The Keep Our Heroes Home Act (House Bill 554 and Senate Bill 553), meanwhile, also was slashed. Instead of Moore’s idea to exempt up to $40,000 of military retirement income from state taxes, the amended House and Senate versions would extend current exemptions on a smaller scale.
Current law exempts $15,000 of military retirement income for individuals age 55 or older and $5,000 for those who are younger. The amended bill would keep those age brackets and expand the exemptions to $20,000 and $12,500, respectively.
“Those weren’t random numbers,” said Moore, when asked about whether lawmakers had valid concerns about the cost of both his veterans tax cuts and minimum wage indexing.
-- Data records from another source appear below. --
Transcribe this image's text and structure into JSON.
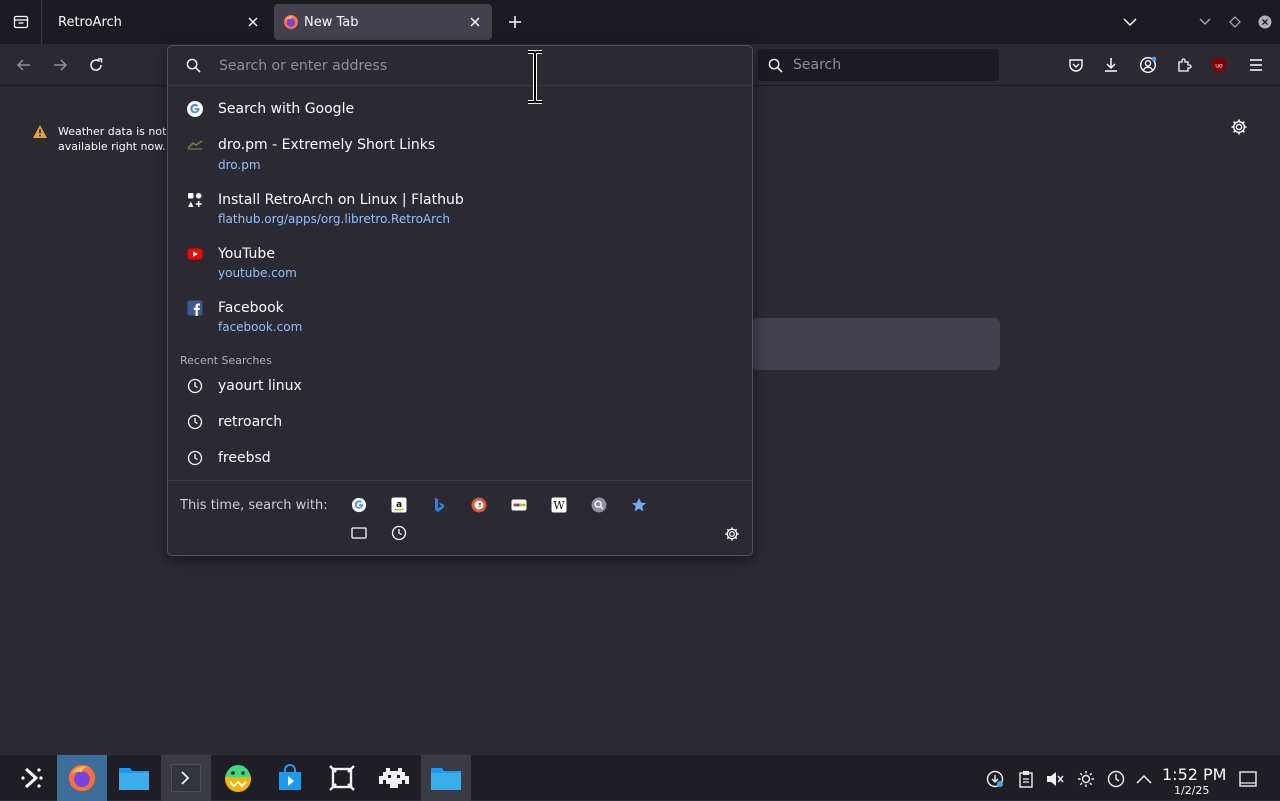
{
  "tabs": [
    {
      "title": "RetroArch",
      "active": false
    },
    {
      "title": "New Tab",
      "active": true
    }
  ],
  "urlbar": {
    "placeholder": "Search or enter address"
  },
  "searchbar": {
    "placeholder": "Search"
  },
  "weather": {
    "line1": "Weather data is not",
    "line2": "available right now."
  },
  "results": [
    {
      "icon": "google-icon",
      "title": "Search with Google",
      "url": ""
    },
    {
      "icon": "dro-pm-favicon",
      "title": "dro.pm - Extremely Short Links",
      "url": "dro.pm"
    },
    {
      "icon": "flathub-favicon",
      "title": "Install RetroArch on Linux | Flathub",
      "url": "flathub.org/apps/org.libretro.RetroArch"
    },
    {
      "icon": "youtube-favicon",
      "title": "YouTube",
      "url": "youtube.com"
    },
    {
      "icon": "facebook-favicon",
      "title": "Facebook",
      "url": "facebook.com"
    }
  ],
  "recent": {
    "header": "Recent Searches",
    "items": [
      "yaourt linux",
      "retroarch",
      "freebsd"
    ]
  },
  "oneoff": {
    "label": "This time, search with:",
    "engines": [
      "google-icon",
      "amazon-icon",
      "bing-icon",
      "duckduckgo-icon",
      "ebay-icon",
      "wikipedia-icon",
      "search-plugin-icon",
      "bookmarks-star-icon",
      "tabs-icon",
      "history-icon"
    ]
  },
  "clock": {
    "time": "1:52 PM",
    "date": "1/2/25"
  },
  "colors": {
    "tabstrip_bg": "#1c1b22",
    "toolbar_bg": "#2b2a33",
    "link": "#8fc1ff",
    "taskbar_active": "#3d6d99",
    "warning": "#e8a33c"
  }
}
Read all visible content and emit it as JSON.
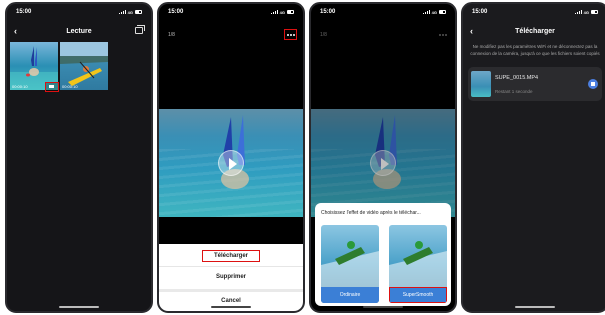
{
  "status": {
    "time": "15:00",
    "network": "4G"
  },
  "screen1": {
    "title": "Lecture",
    "thumbnails": [
      {
        "duration": "00:00:10"
      },
      {
        "duration": "00:00:10"
      }
    ]
  },
  "screen2": {
    "counter": "1/8",
    "actions": [
      "Télécharger",
      "Supprimer",
      "Cancel"
    ]
  },
  "screen3": {
    "counter": "1/8",
    "effect_prompt": "Choisissez l'effet de vidéo après le téléchar...",
    "effects": [
      "Ordinaire",
      "SuperSmooth"
    ]
  },
  "screen4": {
    "title": "Télécharger",
    "description": "Ne modifiez pas les paramètres WiFi et ne déconnectez pas la connexion de la caméra, jusqu'à ce que les fichiers soient copiés",
    "file": {
      "name": "SUPE_0015.MP4",
      "remaining": "Restant 1 seconde"
    }
  },
  "icons": {
    "back": "chevron-left-icon",
    "transfer": "transfer-icon",
    "more": "more-icon",
    "play": "play-icon",
    "stop": "stop-icon"
  },
  "colors": {
    "highlight": "#dd1111",
    "accent": "#3b7fd6",
    "background": "#151518"
  }
}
“These were fact-based and evidence-based indications as to where we thought policy could go,” he continued. “So we’re proud that, in partnership, we’re able to land on bills that I’m excited about.”
Moore bills, more changes
He’s also particularly excited, he said, about the mostly unchanged Family Prosperity Act (House Bill 547 and Senate Bill 552), which would permanently extend an expansion of the Earned Income Tax Credit and expand the Child Tax Credit at a cost of about $172 million starting in the next fiscal year.
The latter would expand a $500 state tax credit for each child under age 6 in families that earn $15,000 or less. The current law applies to those who make $6,000 or less. Moore has said the bill would impact 40,000 families.
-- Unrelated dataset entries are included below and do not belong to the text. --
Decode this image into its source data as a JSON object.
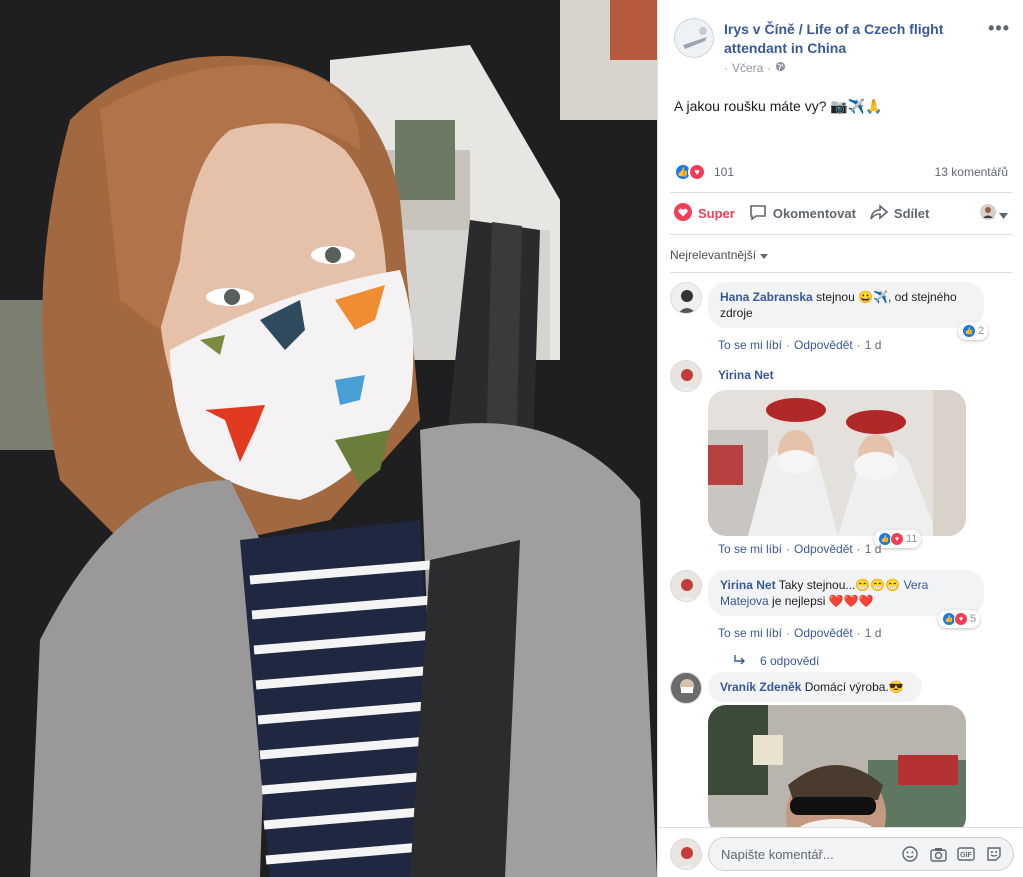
{
  "post": {
    "page_name": "Irys v Číně / Life of a Czech flight attendant in China",
    "time": "Včera",
    "text": "A jakou roušku máte vy? 📷✈️🙏",
    "reaction_count": "101",
    "comment_count": "13 komentářů"
  },
  "actions": {
    "super": "Super",
    "comment": "Okomentovat",
    "share": "Sdílet"
  },
  "sort_label": "Nejrelevantnější",
  "comment_actions": {
    "like": "To se mi líbí",
    "reply": "Odpovědět"
  },
  "comments": [
    {
      "author": "Hana Zabranska",
      "text": "stejnou 😀✈️, od stejného zdroje",
      "time": "1 d",
      "reactions": "2"
    },
    {
      "author": "Yirina Net",
      "text": "",
      "time": "1 d",
      "reactions": "11"
    },
    {
      "author": "Yirina Net",
      "text_before": "Taky stejnou...😁😁😁",
      "mention": "Vera Matejova",
      "text_after": "je nejlepsi ❤️❤️❤️",
      "time": "1 d",
      "reactions": "5",
      "replies": "6 odpovědí"
    },
    {
      "author": "Vraník Zdeněk",
      "text": "Domácí výroba.😎"
    }
  ],
  "composer": {
    "placeholder": "Napište komentář..."
  },
  "colors": {
    "link": "#385898",
    "super": "#f33e58",
    "like": "#1877f2"
  }
}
“We are about to make the most full-frontal assault on child poverty that this state has ever seen,” Moore said.
Other plans that aren’t shaping up to pass through the legislative process so cleanly include:
- Legislation (House Bill 551 and Senate Bill 547) to incentivize companies to deploy broadband more fully by offering tax incentives at a cost of nearly $200 million per year, according to a legislative fiscal analysis. The amended bill would simply require a study to be completed on incentivizing broadband expansion.
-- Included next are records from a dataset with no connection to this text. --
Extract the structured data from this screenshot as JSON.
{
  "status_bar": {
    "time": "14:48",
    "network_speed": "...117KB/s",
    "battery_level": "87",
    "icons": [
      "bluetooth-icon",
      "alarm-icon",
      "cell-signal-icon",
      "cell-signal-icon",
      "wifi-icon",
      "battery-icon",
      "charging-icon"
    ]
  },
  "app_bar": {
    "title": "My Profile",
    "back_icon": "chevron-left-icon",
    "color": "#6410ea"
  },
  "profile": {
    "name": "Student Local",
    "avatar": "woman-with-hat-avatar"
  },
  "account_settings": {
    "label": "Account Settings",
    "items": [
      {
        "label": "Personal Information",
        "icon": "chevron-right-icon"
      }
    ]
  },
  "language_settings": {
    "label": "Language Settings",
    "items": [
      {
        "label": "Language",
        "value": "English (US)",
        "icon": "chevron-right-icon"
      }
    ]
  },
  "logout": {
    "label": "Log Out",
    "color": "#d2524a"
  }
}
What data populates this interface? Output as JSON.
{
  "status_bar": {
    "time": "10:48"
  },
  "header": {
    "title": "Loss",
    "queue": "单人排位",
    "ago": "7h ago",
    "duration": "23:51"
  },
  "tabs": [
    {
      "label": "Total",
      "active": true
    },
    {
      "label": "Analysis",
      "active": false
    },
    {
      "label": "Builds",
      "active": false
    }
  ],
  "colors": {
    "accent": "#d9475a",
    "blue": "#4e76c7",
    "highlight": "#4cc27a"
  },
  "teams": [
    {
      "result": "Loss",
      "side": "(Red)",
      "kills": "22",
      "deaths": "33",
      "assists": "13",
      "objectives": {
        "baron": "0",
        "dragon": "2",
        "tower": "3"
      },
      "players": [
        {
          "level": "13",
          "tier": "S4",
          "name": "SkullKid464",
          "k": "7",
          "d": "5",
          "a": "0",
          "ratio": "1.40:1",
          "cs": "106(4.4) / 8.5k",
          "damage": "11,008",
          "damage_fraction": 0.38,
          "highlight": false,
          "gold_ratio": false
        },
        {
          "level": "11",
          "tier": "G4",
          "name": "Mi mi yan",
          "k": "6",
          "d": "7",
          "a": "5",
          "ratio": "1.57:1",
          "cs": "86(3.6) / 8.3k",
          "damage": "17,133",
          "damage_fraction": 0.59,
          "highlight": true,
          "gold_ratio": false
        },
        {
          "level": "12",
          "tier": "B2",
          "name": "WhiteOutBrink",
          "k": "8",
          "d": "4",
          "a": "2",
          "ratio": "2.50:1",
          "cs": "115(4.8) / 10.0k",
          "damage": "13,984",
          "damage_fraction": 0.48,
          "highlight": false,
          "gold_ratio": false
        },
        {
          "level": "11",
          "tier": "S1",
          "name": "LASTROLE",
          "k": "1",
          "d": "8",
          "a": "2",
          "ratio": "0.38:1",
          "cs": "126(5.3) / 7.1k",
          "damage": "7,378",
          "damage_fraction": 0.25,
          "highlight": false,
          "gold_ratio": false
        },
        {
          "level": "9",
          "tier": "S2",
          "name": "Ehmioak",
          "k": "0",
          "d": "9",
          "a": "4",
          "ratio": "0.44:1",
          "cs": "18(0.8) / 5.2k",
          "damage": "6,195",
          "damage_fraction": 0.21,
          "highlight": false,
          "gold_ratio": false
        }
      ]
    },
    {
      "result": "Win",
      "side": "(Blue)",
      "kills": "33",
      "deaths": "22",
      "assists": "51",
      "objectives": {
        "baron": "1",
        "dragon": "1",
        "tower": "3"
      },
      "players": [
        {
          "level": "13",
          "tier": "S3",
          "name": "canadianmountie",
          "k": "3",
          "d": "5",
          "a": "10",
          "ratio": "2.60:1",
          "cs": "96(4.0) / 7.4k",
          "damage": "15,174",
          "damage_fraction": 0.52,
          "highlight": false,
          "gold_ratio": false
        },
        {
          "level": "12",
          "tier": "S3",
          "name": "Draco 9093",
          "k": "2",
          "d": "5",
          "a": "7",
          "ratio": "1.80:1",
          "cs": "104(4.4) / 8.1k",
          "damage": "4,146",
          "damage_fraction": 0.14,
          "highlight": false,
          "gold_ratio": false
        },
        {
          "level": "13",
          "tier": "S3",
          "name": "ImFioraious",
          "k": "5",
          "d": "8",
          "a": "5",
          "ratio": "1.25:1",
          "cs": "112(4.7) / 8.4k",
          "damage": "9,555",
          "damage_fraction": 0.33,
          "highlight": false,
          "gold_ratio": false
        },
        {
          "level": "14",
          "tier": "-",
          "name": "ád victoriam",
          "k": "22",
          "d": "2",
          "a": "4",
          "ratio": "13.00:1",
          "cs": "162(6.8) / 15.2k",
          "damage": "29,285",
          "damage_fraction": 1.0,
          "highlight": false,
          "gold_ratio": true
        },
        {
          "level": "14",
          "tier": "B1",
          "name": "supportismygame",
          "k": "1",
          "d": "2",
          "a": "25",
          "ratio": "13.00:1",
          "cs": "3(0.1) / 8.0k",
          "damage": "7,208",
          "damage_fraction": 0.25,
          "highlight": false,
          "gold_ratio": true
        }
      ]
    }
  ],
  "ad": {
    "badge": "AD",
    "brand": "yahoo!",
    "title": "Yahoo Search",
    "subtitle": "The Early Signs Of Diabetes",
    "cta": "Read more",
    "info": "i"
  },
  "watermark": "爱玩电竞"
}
- Senate Bill 554 and House Bill 553, which would have allowed for full reimbursement of health care and dental costs for members of the Maryland National Guard. The amended bill would cap monthly reimbursement of health and dental insurance premiums at $60.
- A part of the state budget (House Bill 200) would have reserved $500 million for the governor to use on future unspecified transportation infrastructure projects. The House budget eliminates that money, moves most of it to additional education funding, and adds $100 million for future grants for transportation projects like the east-west Red Line light rail project in Baltimore that Hogan canceled in 2015. The Senate’s version of the budget keeps another $100 million for “some additional flexibility” for the governor to get matching federal funding for projects.
Mitchell, Hogan’s former legislative officer, said a governor will never get everything they want — even someone like Moore, who is “very charismatic, very engaging” and in a “honeymoon period” with a General Assembly dominated by his own party.
Maryland Policy & Politics
Nonetheless, given Moore’s status as a rising star in the national Democratic Party, it should come as no surprise that his proposals are ambitious, Mitchell said.
“You’d have to be from Mars if you didn’t think Gov. Moore was going to set a bold agenda,” Mitchell said.
He contrasted Moore’s approach of testifying directly in legislative committees to that of Hogan, who refrained from testifying on any. Faced with a divided government, Hogan maintained high approval ratings from voters by traveling the state and appealing directly to them, Mitchell said. That led lawmakers to eventually advance some of his ideas, like a compromise version of retirement income tax cuts in 2022, Mitchell said.
Other observers say Moore’s direct appeals have had a stronger impact.
Steve Kearney, a former spokesman for Democratic Gov. Martin O’Malley, said Moore’s “willingness to stand up for his priorities by testifying absolutely makes a difference. It tells the General Assembly — and the public — what he’s willing to fight for.”
That message could make a difference in the years ahead, Laird said.
“It sets up a goal post about what to expect … and a vision of the style of legislation” he will focus on in the future, she said.